F. BAT The bleeding assessment tool, or BAT, helps with consistent reporting of the presence of bleeding and severity. It assists with evaluation for inherited bleeding disorders.2
G. PATTERN Severe hemophilia A or B typically has bleeding in infancy, spontaneous hemarthroses, or muscle bleeds. VWD includes mucocutaneous bleeding, heavy menses, or perioperative bleeding. Uremia or liver disease may manifest with ecchymoses, purpura, epistaxis, or bleeding at sites of intravenous access.
H. FAMILY HISTORY Other relatives with a similar bleeding history, even if there is no formal diagnosis, may suggest inherited bleeding disorder and inheritance patterns.
I. MEDICATIONS Care should be taken to review any over-the-counter medications: Nonsteroidal antiinflammatory medications, turmeric, St. John’s wort, and garlic can worsen bleeding.
J. SOCIAL HISTORY Excessive alcohol use may point to liver disease as a bleeding contributor. Illicit substance use may suggest a need for evaluation for contamination with brodifacoum, a longacting vitamin K antagonist.
The exam should include:
Labs are often needed to formalize a diagnosis. Although steps 1 and 2 will inform which tests are needed, the results may confirm the clinician’s opinion.
THE BASICS: Initial labs include a complete blood count, prothrombin time (PT) evaluating the extrinsic coagulation pathway, and an activated partial thromboplastin time (aPTT) evaluating the intrinsic pathway.
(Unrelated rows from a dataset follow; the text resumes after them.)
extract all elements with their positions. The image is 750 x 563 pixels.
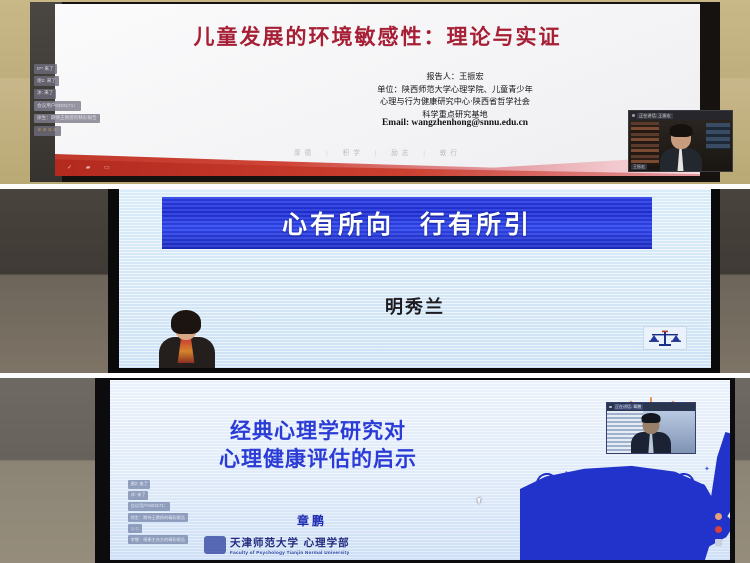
motto-divider-1: | [326, 150, 332, 157]
mouse-cursor-icon [477, 498, 483, 505]
bookshelf-background [631, 122, 659, 166]
slide-3-title-line-1: 经典心理学研究对 [158, 417, 478, 445]
remote-speaker-hair [669, 124, 692, 137]
chat-message: 李慧：感谢主办方的精彩报告 [128, 535, 188, 544]
slide-3-title-line-2: 心理健康评估的启示 [158, 445, 478, 473]
chat-message: 谢2: 来了 [128, 480, 150, 489]
chat-overlay-3: 谢2: 来了 沐: 来了 会议用户0403171： 徐生：期待王教授的精彩报告 … [128, 480, 278, 546]
remote-speaker-hair [642, 413, 661, 423]
video-tile-3-name: 正在讲话: 章鹏 [614, 404, 643, 410]
balance-scales-logo [643, 326, 687, 350]
video-tile-1-name: 正在讲话: 王振宏 [637, 113, 673, 119]
slide-2-banner-left: 心有所向 [282, 205, 394, 241]
motto-word-4: 敦行 [440, 150, 461, 157]
video-tile-1[interactable]: 正在讲话: 王振宏 王振宏 [628, 110, 733, 172]
on-stage-speaker-2 [157, 310, 217, 368]
panel-wang-zhenhong: 儿童发展的环境敏感性：理论与实证 报告人：王振宏 单位：陕西师范大学心理学院、儿… [0, 0, 750, 184]
microphone-icon [632, 114, 635, 117]
reaction-icon[interactable] [715, 526, 722, 533]
chat-emoji-run: ☺☺ [128, 524, 142, 533]
video-tile-3[interactable]: 正在讲话: 章鹏 [606, 402, 696, 454]
slide-2-banner-text: 心有所向 行有所引 [162, 197, 652, 249]
toolbar-icon[interactable] [715, 539, 722, 546]
chat-overlay-1: 0** 来了 谢2: 来了 沐: 来了 会议用户0403171： 徐生：期待王教… [34, 64, 194, 138]
slide-1-email: Email: wangzhenhong@snnu.edu.cn [305, 118, 605, 128]
chat-message: 0** 来了 [34, 64, 57, 74]
chat-message: 徐生：期待王教授的精彩报告 [128, 513, 188, 522]
lecture-screenshot-collage: 儿童发展的环境敏感性：理论与实证 报告人：王振宏 单位：陕西师范大学心理学院、儿… [0, 0, 750, 563]
chat-message: 徐生：期待王教授的精彩报告 [34, 114, 100, 124]
slide-2-banner-right: 行有所引 [420, 205, 532, 241]
video-tile-1-header: 正在讲话: 王振宏 [629, 111, 732, 120]
slide-1-affiliation-2: 心理与行为健康研究中心·陕西省哲学社会 [305, 95, 605, 108]
slide-1-speaker-line: 报告人：王振宏 [305, 70, 605, 83]
panel-ming-xiulan: 心有所向 行有所引 明秀兰 [0, 189, 750, 373]
bookshelf-background-right [706, 123, 730, 149]
panel-zhang-peng: 经典心理学研究对 心理健康评估的启示 章鹏 天津师范大学 心理学部 Facult… [0, 378, 750, 563]
slide-3-org-en: Faculty of Psychology Tianjin Normal Uni… [230, 550, 460, 555]
slide-3-title: 经典心理学研究对 心理健康评估的启示 [158, 417, 478, 474]
on-stage-speaker-hair [171, 310, 201, 334]
motto-word-1: 厚德 [294, 150, 315, 157]
slide-1-presenter-block: 报告人：王振宏 单位：陕西师范大学心理学院、儿童青少年 心理与行为健康研究中心·… [305, 70, 605, 121]
slide-2: 心有所向 行有所引 明秀兰 [119, 189, 711, 368]
slide-2-banner: 心有所向 行有所引 [162, 197, 652, 249]
chat-message: 沐: 来了 [34, 89, 56, 99]
motto-word-3: 励志 [391, 150, 412, 157]
slide-1-affiliation-1: 单位：陕西师范大学心理学院、儿童青少年 [305, 83, 605, 96]
chat-message: 沐: 来了 [128, 491, 148, 500]
video-tile-1-feed: 王振宏 [629, 120, 732, 171]
slide-1-title: 儿童发展的环境敏感性：理论与实证 [55, 21, 700, 51]
motto-divider-2: | [375, 150, 381, 157]
video-tile-3-feed [607, 411, 695, 453]
chat-emoji-run: ☺☺☺☺ [34, 126, 61, 136]
chat-message: 会议用户0403171： [34, 101, 81, 111]
chat-message: 谢2: 来了 [34, 76, 59, 86]
raise-hand-icon[interactable] [715, 513, 722, 520]
brain-bumps [528, 462, 718, 484]
motto-divider-3: | [423, 150, 429, 157]
video-tile-1-footer-label: 王振宏 [631, 164, 647, 170]
motto-word-2: 积学 [343, 150, 364, 157]
slide-1-footer-icons: ✓ ▰ ▭ [67, 164, 116, 171]
slide-1-motto: 厚德 | 积学 | 励志 | 敦行 [55, 147, 700, 157]
head-silhouette-graphic [520, 450, 730, 560]
reaction-icons-3[interactable] [715, 513, 722, 546]
slide-3: 经典心理学研究对 心理健康评估的启示 章鹏 天津师范大学 心理学部 Facult… [110, 380, 730, 560]
microphone-icon [609, 406, 612, 409]
video-tile-3-header: 正在讲话: 章鹏 [607, 403, 695, 411]
chat-message: 会议用户0403171： [128, 502, 170, 511]
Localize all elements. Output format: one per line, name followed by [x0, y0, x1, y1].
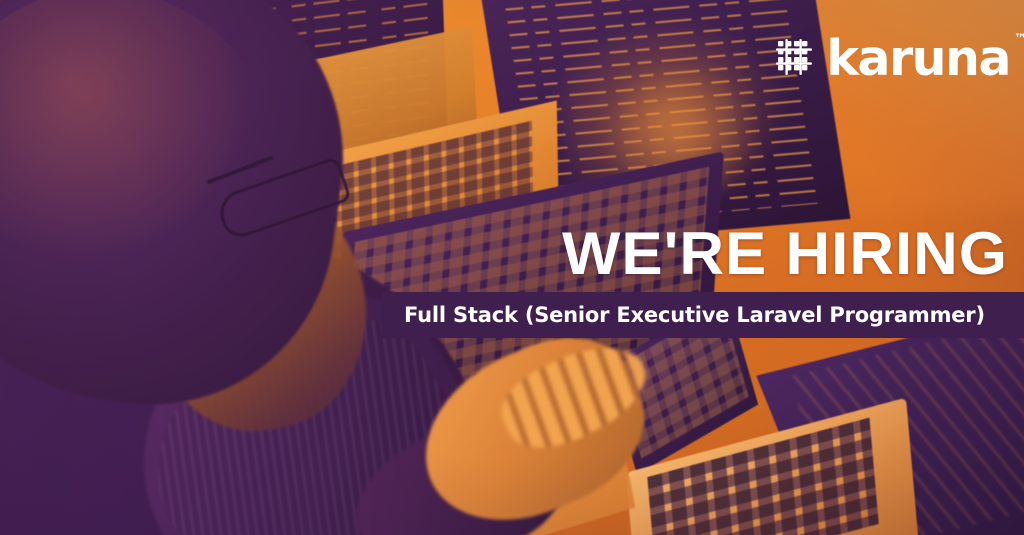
hiring-banner: karuna ™ WE'RE HIRING Full Stack (Senior… — [0, 0, 1024, 535]
job-title-bar: Full Stack (Senior Executive Laravel Pro… — [382, 292, 1024, 338]
karuna-grid-mark-icon — [776, 39, 816, 79]
karuna-wordmark-text: karuna — [826, 30, 1010, 87]
trademark-symbol: ™ — [1014, 34, 1024, 46]
karuna-logo[interactable]: karuna ™ — [776, 36, 1010, 81]
headline-were-hiring: WE'RE HIRING — [562, 224, 1008, 284]
karuna-wordmark: karuna ™ — [826, 36, 1010, 81]
job-title-text: Full Stack (Senior Executive Laravel Pro… — [382, 303, 985, 327]
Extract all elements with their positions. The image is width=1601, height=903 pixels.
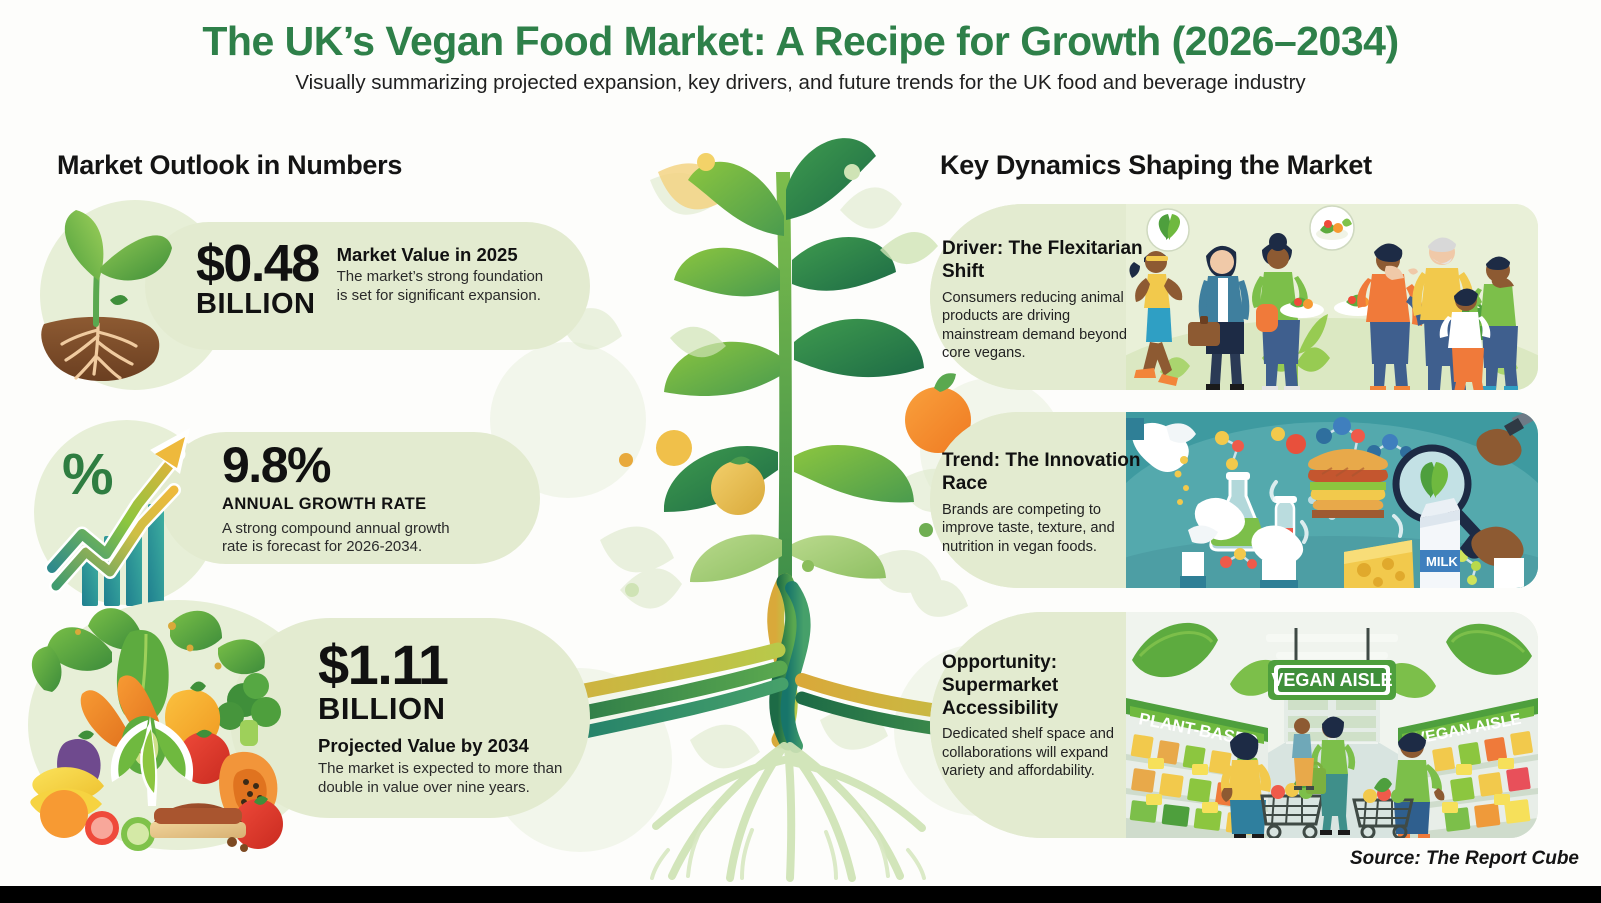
growth-arrow-chart-icon: %	[38, 408, 243, 608]
salad-speech-bubble	[1310, 206, 1354, 250]
food-science-lab-illustration: MILK	[1126, 412, 1538, 588]
stat-unit-1: BILLION	[196, 289, 319, 319]
dynamic-body-3: Dedicated shelf space and collaborations…	[942, 725, 1142, 781]
page-title: The UK’s Vegan Food Market: A Recipe for…	[0, 18, 1601, 65]
dynamic-title-3: Opportunity: Supermarket Accessibility	[942, 652, 1142, 720]
stat-caption-3: The market is expected to more than doub…	[318, 760, 570, 798]
vegan-aisle-sign-label: VEGAN AISLE	[1271, 670, 1392, 690]
stat-title-3: Projected Value by 2034	[318, 735, 570, 756]
stat-title-1: Market Value in 2025	[337, 244, 552, 265]
diverse-consumers-illustration	[1126, 204, 1538, 390]
bottom-bar	[0, 886, 1601, 903]
svg-text:%: %	[62, 442, 114, 507]
dynamic-body-1: Consumers reducing animal products are d…	[942, 289, 1147, 363]
left-column-heading: Market Outlook in Numbers	[57, 150, 402, 181]
plant-based-burger	[1308, 449, 1388, 518]
milk-label: MILK	[1426, 554, 1458, 569]
dynamic-title-2: Trend: The Innovation Race	[942, 450, 1147, 496]
dynamic-content-3: Opportunity: Supermarket Accessibility D…	[942, 652, 1142, 781]
stat-content-2: 9.8% ANNUAL GROWTH RATE A strong compoun…	[222, 442, 472, 557]
supermarket-aisle-illustration: PLANT-BASED	[1126, 612, 1538, 838]
stat-caption-2: A strong compound annual growth rate is …	[222, 520, 472, 558]
dynamic-content-2: Trend: The Innovation Race Brands are co…	[942, 450, 1147, 556]
stat-value-3: $1.11	[318, 638, 570, 691]
fibrous-roots	[656, 746, 922, 878]
stat-kicker-2: ANNUAL GROWTH RATE	[222, 495, 427, 514]
vegetable-basket-icon	[22, 596, 312, 858]
stat-content-1: $0.48 BILLION Market Value in 2025 The m…	[196, 240, 552, 320]
infographic-canvas: The UK’s Vegan Food Market: A Recipe for…	[0, 0, 1601, 903]
dynamic-body-2: Brands are competing to improve taste, t…	[942, 501, 1147, 557]
source-attribution: Source: The Report Cube	[1350, 848, 1579, 870]
stat-value-1: $0.48	[196, 240, 319, 289]
stat-content-3: $1.11 BILLION Projected Value by 2034 Th…	[318, 638, 570, 798]
header: The UK’s Vegan Food Market: A Recipe for…	[0, 18, 1601, 95]
page-subtitle: Visually summarizing projected expansion…	[0, 71, 1601, 95]
stat-caption-1: The market’s strong foundation is set fo…	[337, 268, 552, 306]
stat-value-2: 9.8%	[222, 442, 330, 490]
dynamic-title-1: Driver: The Flexitarian Shift	[942, 238, 1147, 284]
stat-unit-3: BILLION	[318, 693, 570, 726]
leaf-speech-bubble	[1147, 209, 1189, 251]
dynamic-content-1: Driver: The Flexitarian Shift Consumers …	[942, 238, 1147, 363]
milk-carton: MILK	[1420, 498, 1460, 588]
A platelet function analyzer (PFA-100) may be helpful in screening for platelet dysfunction or VWD. Additionally, fibrinogen should be drawn to evaluate for disseminated intravascular coagulation or dysfibrinogenemia.
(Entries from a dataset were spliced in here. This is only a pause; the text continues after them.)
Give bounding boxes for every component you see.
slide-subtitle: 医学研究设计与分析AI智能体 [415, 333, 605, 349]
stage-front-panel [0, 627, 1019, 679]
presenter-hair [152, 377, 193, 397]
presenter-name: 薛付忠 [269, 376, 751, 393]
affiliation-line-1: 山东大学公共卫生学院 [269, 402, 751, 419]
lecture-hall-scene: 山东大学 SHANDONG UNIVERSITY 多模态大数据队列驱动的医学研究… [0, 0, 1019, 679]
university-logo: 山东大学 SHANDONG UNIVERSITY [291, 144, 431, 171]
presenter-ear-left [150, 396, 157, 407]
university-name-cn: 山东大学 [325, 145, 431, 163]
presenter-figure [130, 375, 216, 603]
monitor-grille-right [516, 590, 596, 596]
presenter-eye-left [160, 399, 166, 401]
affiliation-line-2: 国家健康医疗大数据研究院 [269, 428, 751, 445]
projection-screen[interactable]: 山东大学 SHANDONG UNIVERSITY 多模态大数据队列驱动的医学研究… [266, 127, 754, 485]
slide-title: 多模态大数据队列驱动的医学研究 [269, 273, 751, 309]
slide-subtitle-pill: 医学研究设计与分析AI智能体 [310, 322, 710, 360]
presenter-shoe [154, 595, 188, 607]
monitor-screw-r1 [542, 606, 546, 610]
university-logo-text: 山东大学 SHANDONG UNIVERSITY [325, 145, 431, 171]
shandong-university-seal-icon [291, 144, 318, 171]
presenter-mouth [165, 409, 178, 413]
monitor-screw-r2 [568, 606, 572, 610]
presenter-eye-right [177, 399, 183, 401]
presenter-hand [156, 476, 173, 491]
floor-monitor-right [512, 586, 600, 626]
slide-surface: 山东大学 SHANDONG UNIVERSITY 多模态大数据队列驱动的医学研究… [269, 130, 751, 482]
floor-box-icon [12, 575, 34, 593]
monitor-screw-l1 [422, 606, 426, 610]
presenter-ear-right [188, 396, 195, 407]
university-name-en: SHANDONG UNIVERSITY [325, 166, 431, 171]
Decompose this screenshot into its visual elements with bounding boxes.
NEXT STEPS: Based on the initial screening lab test results, further targeted testing may be performed. Prolongation of the PT and/or the aPTT suggests a clotting factor deficiency or the presence of an inhibitor. A solely prolonged PT indicates an extrinsic coagulation pathway abnormality, and a prolonged aPTT alone suggests an intrinsic coagulation pathway defect. Dual prolonged PT and aPTT lab tests suggest a common pathway malfunction (Table 1).
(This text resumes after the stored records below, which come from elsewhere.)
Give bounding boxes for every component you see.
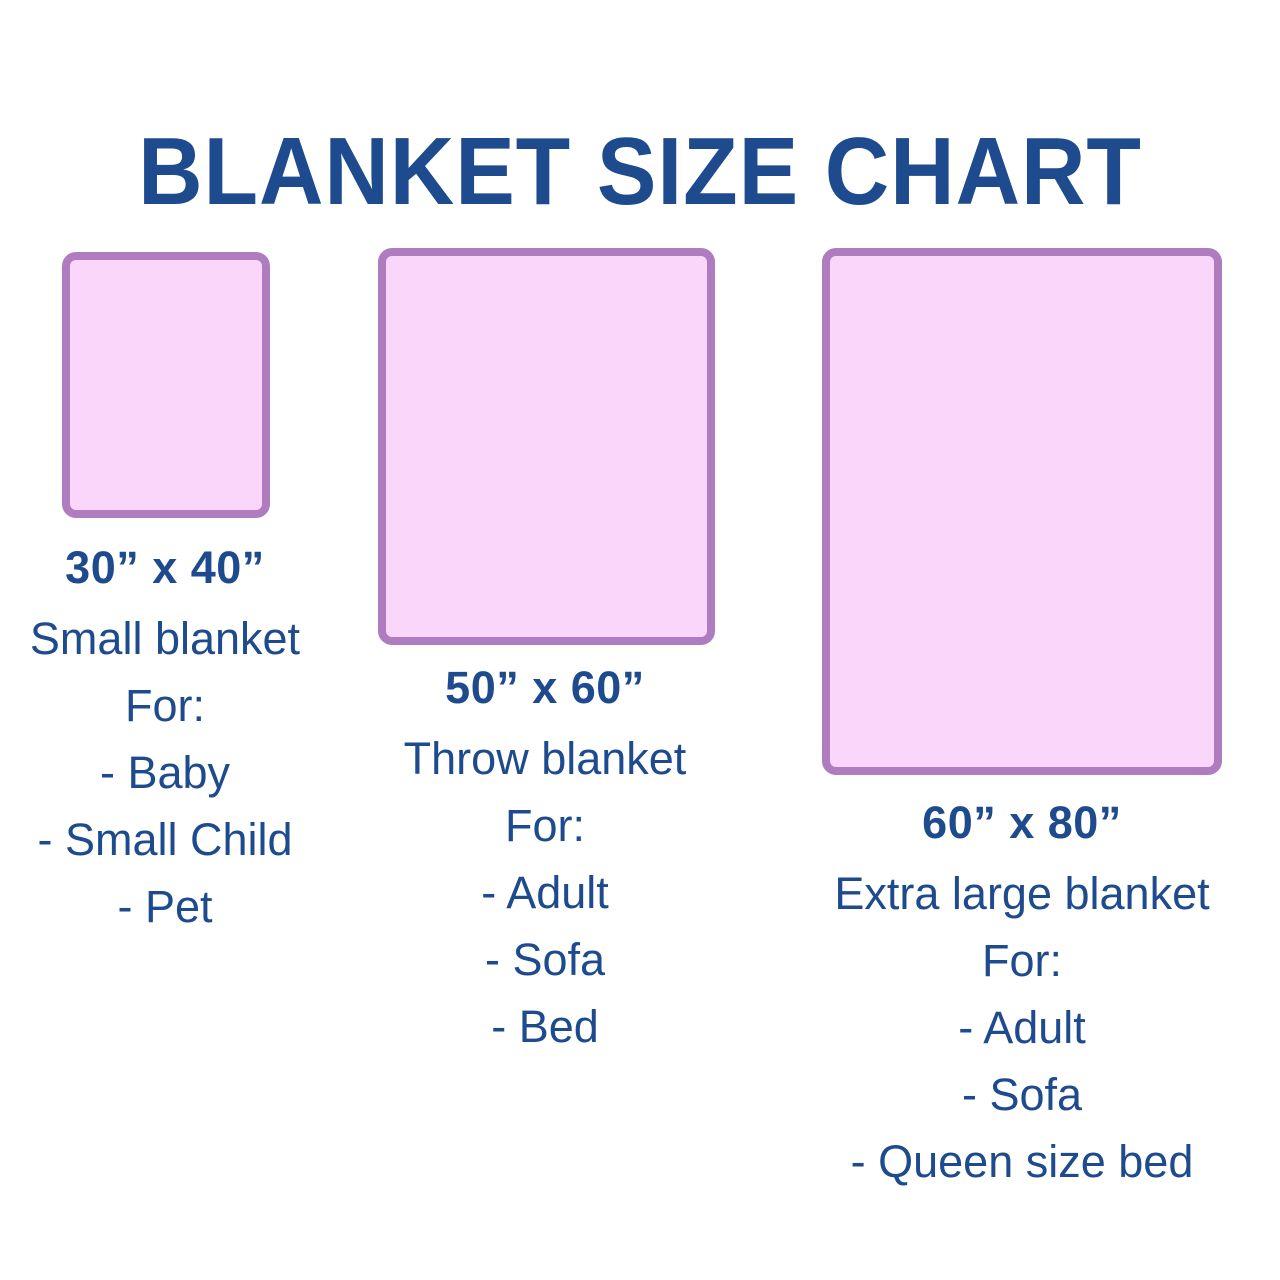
- list-item: - Queen size bed: [800, 1139, 1244, 1184]
- blanket-for-label-throw: For:: [375, 803, 715, 848]
- blanket-caption-extra-large: 60” x 80” Extra large blanket For: - Adu…: [800, 800, 1244, 1206]
- blanket-name-small: Small blanket: [0, 616, 335, 661]
- blanket-use-list-extra-large: - Adult - Sofa - Queen size bed: [800, 1005, 1244, 1184]
- list-item: - Sofa: [800, 1072, 1244, 1117]
- blanket-caption-small: 30” x 40” Small blanket For: - Baby - Sm…: [0, 545, 335, 951]
- blanket-for-label-extra-large: For:: [800, 938, 1244, 983]
- blanket-dimensions-extra-large: 60” x 80”: [800, 800, 1244, 845]
- list-item: - Small Child: [0, 817, 335, 862]
- list-item: - Adult: [375, 870, 715, 915]
- page-title: BLANKET SIZE CHART: [45, 124, 1235, 220]
- list-item: - Sofa: [375, 937, 715, 982]
- blanket-swatch-small: [62, 252, 270, 518]
- blanket-for-label-small: For:: [0, 683, 335, 728]
- blanket-name-extra-large: Extra large blanket: [800, 871, 1244, 916]
- blanket-caption-throw: 50” x 60” Throw blanket For: - Adult - S…: [375, 665, 715, 1071]
- blanket-name-throw: Throw blanket: [375, 736, 715, 781]
- blanket-use-list-small: - Baby - Small Child - Pet: [0, 750, 335, 929]
- blanket-dimensions-small: 30” x 40”: [0, 545, 335, 590]
- list-item: - Bed: [375, 1004, 715, 1049]
- list-item: - Pet: [0, 884, 335, 929]
- blanket-dimensions-throw: 50” x 60”: [375, 665, 715, 710]
- blanket-swatch-throw: [378, 248, 715, 645]
- blanket-size-chart-page: BLANKET SIZE CHART 30” x 40” Small blank…: [0, 0, 1280, 1280]
- blanket-use-list-throw: - Adult - Sofa - Bed: [375, 870, 715, 1049]
- list-item: - Adult: [800, 1005, 1244, 1050]
- list-item: - Baby: [0, 750, 335, 795]
- blanket-swatch-extra-large: [822, 248, 1222, 775]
COAGULATION TESTS: Remember to repeat a prolonged aPTT from a peripheral lab draw prior to doing additional testing, as it is common for catheterassociated heparin contamination to cause an isolated prolonged aPTT. If it persists, perform a “mixing study” next. An equal amount of patient plasma and normal pooled plasma are mixed at a ratio of 1:1. The test “corrects” when the PT or aPTT normalizes and thus suggests a factor deficiency that improved with the addition of normal plasma. If the patient’s PT or aPTT remains prolonged and does not correct, this indicates the presence of a factor inhibitor. This information can be combined with the prior results to aid in selection of factor activities to measure as clinically directed.
OTHER HELPFUL LABS: Thrombin time measures the conversion of fibrinogen to fibrin. This lab may be helpful if there is a suspicion of anticoagulant use (direct thrombin inhibitor) or a fibrinogen disorder (Table 2).
The assessment and evaluation of the history, physical exam, and laboratory testing in a patient with a bleeding disorder are complex and multifaceted. The hematologist plays an essential role in the collection and review of these data. Management of individual conditions is outside the scope of this article; however, once a diagnosis is confirmed, management is much simplified.
Recall that if one does not at least consider the diagnosis, one will certainly fail to recognize it. The correct diagnosis is the foundation on which all management of bleeding disorders hinges. Without this cornerstone, one cannot hope to proceed to effective hemostatic control.